Nasional Kediri Raya Sports Ekonomi Bisnis Pendidikan Lifestyle Khazanah Opini Seni & Budaya RK Institute Portal Kampus Internasional

NIK Tidak Sama, Tujuh Santri di Ponpes Ploso Mojo Kediri Urung Mencoblos

Muhamad Asad Muhamiyus Sidqi • Kamis, 28 November 2024 | 17:12 WIB

 

Photo
Photo

JP RADAR KEDIRI- Pemungutan suara di Kabupaten Kediri kemarin diwarnai dengan adanya pemilih yang batal menggunakan hak suaranya. Hal tersebut dipicu karena adanya nomor induk kependudukan (NIK) yang berbeda.

Adalah Badan Pengawas Pemilu (Bawaslu) Kabupaten Kediri yang menemukan adanya NIK berbeda di TPS Ponpes Ploso.

Di sana, NIK pemilih yang tertera di Kartu Tanda Penduduk (KTP) berbeda dengan yang tertera di absensi daftar pemilih tetap (DPT).

Karenanya, petugas kelompok penyelenggara pemungutan suara (KPPS) menolak pemilih dengan NIK berbeda tersebut.

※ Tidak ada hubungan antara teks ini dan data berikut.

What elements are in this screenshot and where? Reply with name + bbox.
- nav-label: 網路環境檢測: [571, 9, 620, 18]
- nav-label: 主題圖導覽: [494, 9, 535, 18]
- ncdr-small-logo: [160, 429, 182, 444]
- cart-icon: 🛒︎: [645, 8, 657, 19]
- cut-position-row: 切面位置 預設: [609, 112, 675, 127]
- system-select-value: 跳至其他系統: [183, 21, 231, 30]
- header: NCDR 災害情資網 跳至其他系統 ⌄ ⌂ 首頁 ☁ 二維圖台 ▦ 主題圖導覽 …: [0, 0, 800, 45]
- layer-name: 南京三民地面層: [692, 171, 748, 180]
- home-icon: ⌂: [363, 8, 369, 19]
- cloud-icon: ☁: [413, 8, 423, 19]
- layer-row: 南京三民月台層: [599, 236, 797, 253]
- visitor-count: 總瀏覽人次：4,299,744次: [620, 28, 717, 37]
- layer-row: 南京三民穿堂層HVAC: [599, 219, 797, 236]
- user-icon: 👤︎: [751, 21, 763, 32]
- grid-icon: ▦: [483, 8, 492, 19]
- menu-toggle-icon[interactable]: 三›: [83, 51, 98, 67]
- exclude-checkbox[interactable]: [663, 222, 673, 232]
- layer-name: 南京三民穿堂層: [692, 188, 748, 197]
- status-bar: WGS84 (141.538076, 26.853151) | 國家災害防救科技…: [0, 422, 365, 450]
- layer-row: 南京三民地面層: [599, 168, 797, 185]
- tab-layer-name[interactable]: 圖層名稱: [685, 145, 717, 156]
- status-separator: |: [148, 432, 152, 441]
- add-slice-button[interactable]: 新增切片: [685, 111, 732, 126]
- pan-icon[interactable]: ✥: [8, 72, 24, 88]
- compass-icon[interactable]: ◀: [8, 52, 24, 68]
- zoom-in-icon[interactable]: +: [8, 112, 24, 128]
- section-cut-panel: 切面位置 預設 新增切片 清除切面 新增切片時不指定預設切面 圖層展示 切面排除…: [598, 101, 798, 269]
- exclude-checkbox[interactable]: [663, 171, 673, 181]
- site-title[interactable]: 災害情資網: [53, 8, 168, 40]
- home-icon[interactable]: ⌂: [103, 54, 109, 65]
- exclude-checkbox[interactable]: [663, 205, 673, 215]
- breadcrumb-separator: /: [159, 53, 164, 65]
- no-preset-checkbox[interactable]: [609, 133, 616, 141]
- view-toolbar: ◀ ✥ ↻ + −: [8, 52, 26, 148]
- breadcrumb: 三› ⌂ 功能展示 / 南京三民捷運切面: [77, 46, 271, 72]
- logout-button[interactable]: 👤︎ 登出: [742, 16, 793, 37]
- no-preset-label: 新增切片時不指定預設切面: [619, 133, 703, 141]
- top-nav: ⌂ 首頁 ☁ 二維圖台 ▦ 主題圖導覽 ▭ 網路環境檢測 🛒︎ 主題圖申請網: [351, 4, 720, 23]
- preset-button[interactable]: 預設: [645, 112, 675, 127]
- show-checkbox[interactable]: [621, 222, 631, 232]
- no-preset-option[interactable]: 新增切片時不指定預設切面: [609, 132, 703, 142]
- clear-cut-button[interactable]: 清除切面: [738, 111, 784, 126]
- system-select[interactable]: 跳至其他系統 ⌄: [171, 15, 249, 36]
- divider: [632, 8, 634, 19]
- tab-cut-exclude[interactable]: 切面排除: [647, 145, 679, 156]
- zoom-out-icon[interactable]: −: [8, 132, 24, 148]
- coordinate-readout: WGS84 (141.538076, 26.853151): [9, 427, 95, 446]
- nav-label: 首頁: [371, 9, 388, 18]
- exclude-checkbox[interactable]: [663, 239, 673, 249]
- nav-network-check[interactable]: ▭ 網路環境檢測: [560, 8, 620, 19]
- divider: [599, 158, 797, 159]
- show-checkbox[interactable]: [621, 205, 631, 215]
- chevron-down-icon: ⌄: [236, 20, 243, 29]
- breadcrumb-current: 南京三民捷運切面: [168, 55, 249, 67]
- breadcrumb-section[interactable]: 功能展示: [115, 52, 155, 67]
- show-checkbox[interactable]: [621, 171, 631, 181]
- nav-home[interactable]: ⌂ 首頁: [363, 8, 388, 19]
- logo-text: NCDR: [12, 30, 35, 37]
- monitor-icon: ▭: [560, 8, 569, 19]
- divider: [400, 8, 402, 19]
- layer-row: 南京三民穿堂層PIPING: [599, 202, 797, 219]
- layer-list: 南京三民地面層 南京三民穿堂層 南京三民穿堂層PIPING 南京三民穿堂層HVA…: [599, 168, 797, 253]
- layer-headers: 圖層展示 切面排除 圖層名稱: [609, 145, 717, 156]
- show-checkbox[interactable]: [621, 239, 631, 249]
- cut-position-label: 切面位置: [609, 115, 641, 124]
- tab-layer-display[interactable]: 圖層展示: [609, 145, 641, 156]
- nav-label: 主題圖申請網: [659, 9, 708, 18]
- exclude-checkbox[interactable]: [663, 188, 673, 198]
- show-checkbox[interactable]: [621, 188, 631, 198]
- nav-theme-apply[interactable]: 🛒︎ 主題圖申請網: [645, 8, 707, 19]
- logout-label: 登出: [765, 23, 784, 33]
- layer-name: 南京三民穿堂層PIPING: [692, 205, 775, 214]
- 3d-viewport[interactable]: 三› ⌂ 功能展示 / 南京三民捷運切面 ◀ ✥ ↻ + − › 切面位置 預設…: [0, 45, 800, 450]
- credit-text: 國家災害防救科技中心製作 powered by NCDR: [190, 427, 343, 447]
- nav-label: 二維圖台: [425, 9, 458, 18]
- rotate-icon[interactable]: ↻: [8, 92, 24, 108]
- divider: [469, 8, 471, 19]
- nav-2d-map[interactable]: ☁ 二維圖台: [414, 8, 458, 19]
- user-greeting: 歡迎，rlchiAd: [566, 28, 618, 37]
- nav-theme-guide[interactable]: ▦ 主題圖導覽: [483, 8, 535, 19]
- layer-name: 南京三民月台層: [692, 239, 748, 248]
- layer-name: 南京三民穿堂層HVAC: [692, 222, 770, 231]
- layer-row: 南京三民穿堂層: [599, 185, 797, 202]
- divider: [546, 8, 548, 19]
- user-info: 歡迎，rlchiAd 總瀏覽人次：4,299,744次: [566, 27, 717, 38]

Sehingga, mereka harus kehilangan hak pilihnya.

Ketua Bawaslu Kabupaten Kediri Saifudin Zuhri mengatakan, ada sembilan pemilih di TPS lokasi khusus yang bermasalah.

 Baca Juga: Dua Calon Kepala Daerah di Kediri Kalah di TPS Sendiri, Siapa Mereka?

“Data indentitas dirinya tidak sinkron. Antara NIK di absensi DPT dengan yang ada di KTP berbeda. Namanya sama namun NIK-nya berbeda,” kata Saifudin.

Dua temuan di antaranya ada di TPS 901. Adapun tujuh lainnya ditemukan di TPS 903 Desa Ploso, Mojo.

Untuk dua pemilih di TPS 903, data di KTP dan di DPT sama. Namun, data di undangannya berbeda. Untuk kasus tersebut, mereka masih bisa memilih.

Nasib berbeda dialami tujuh pemilih di TPS 903. Mereka ditolak dan batal mencoblos karena data di KTP dan DPT berbeda.

“Kalau diizinkan mencoblos justru salah dan tidak sesuai aturan karena data dirinya yang tidak sesuai,” lanjutnya.

Kesalahan data itu menurut Saifudin bisa terjadi karena banyaknya santri yang memiliki nama sama.

 Baca Juga: Versi Hasil Hitung Cepat, Dhito dan Vinanda Unggul di Pilkada Kediri Raya

Sehingga, dimungkinkan petugas yang mengirimkan undangan salah orang. Sehingga, saat dicek dengan absensi DPT, ada perbendaan identitas.

Lebih jauh Saifudin menyebut, di TPS lokasi khusus tingkat kehadirannya tidak 100 persen. Melainkan hanya sekitar 60 persen saja.

“Walaupun tidak 100 persen namun ini kehadirannya lebih banyak dari pemilu lalu. Pemilu lalu justru jauh lebih sedikit,” terangnya.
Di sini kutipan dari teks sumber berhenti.